Assim como o pacote anticrime apresentado é obra de Sérgio Moro e sua equipe, a reforma da previdência é obra de Guedes e sua equipe. Jair Bolsonaro nem mesmo é favorável à reforma, ele só vai deixar que façam por saber que se trata de uma necessidade. Quando Temer estava no governo e propôs a reforma, com um texto bem similar, o atual presidente que ainda era deputado esculachou a proposta. Ele foi contra. Ele ainda é contra, mas não há o que fazer para evitar.
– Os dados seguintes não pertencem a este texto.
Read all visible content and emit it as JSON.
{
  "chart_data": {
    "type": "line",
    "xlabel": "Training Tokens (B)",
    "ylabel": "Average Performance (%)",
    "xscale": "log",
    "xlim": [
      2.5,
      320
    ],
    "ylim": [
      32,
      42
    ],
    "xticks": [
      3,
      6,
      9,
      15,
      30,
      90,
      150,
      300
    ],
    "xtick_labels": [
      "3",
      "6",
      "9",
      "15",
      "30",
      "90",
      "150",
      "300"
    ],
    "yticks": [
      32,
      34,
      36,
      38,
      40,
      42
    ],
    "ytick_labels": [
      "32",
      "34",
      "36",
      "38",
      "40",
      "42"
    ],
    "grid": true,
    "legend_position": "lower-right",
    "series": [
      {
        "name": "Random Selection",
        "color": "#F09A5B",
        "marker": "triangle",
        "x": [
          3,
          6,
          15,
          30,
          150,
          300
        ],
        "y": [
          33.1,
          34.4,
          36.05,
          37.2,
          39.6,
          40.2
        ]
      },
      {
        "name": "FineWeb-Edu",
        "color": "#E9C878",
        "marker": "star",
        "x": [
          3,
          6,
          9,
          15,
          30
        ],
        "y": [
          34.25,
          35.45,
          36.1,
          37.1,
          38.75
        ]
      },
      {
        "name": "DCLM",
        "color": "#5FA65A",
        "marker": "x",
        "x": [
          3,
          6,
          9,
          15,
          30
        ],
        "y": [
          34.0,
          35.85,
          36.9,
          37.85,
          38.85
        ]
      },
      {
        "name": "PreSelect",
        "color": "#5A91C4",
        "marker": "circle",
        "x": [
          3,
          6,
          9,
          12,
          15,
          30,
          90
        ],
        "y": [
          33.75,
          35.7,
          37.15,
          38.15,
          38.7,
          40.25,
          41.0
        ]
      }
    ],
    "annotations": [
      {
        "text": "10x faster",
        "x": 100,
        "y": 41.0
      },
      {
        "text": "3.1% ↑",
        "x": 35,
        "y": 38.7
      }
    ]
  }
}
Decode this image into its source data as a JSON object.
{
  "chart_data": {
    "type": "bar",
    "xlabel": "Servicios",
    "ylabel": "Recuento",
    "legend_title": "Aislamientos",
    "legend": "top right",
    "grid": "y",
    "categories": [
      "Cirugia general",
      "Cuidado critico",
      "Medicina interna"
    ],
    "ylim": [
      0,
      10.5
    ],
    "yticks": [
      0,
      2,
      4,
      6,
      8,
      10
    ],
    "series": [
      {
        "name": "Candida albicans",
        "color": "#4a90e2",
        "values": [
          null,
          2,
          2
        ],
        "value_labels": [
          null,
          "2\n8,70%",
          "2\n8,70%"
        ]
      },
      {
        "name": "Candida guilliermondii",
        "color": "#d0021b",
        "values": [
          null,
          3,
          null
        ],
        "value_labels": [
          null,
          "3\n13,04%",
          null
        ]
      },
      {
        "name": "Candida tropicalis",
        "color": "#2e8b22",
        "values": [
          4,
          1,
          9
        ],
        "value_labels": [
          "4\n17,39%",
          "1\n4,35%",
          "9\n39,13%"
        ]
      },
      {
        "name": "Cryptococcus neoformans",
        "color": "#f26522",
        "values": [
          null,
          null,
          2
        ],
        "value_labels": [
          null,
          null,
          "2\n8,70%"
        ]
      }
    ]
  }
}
Seja como for, Bolsonaro também não fez o menor esforço para ajudar. Pelo contrário, aliás. Os escândalos gerados dentro do Planalto, em especial através do presidente e seu filho, tornaram a aprovação do texto mais difícil. A imagem de instabilidade do governo prejudica o diálogo com o Congresso. 

O setor neoconservador, que é a base de aliados mais próxima do núcleo do presidente, não liga a mínima para a reforma. Os liberais, conservadores e centristas é que estão trabalhando por ela, e eles têm feito tudo sozinhos. Até o MBL fez mais pela reforma do que o presidente e sua turminha, uma vez que o movimento bem atuando há mais de ano para conscientizar o público a respeito. Fato é que sem Paulo Guedes essa reforma não seria possível.

A verdade é que Bolsonaro usou Paulo Guedes como isca. O ministro, é claro, aceitou o convite porque não é idiota. Para ele é um salto e tanto na carreira entrar no governo e fazer um bom trabalho - isso se permitirem que ele faça. O presidente em campanha usou Paulo Guedes para atrair a confiança do mercado, dos empresários, do setor liberal, dos centristas e conservadores mais céticos e preocupados com os rumos da nossa economia. 

Agora o mesmo Jair Bolsonaro, através de sua milícia virtual e dos blogs estatais, quer atirar em Guedes pelas costas, tirando dele os méritos e conquistas. Mas certamente, se a economia der errado, se a reforma não passar ou se qualquer problema vier a acontecer, Bolsonaro tirará o seu da reta e colocará a culpa em Guedes. Como um bom neoconservador, ele quer socializar os prejuízos, não os lucros.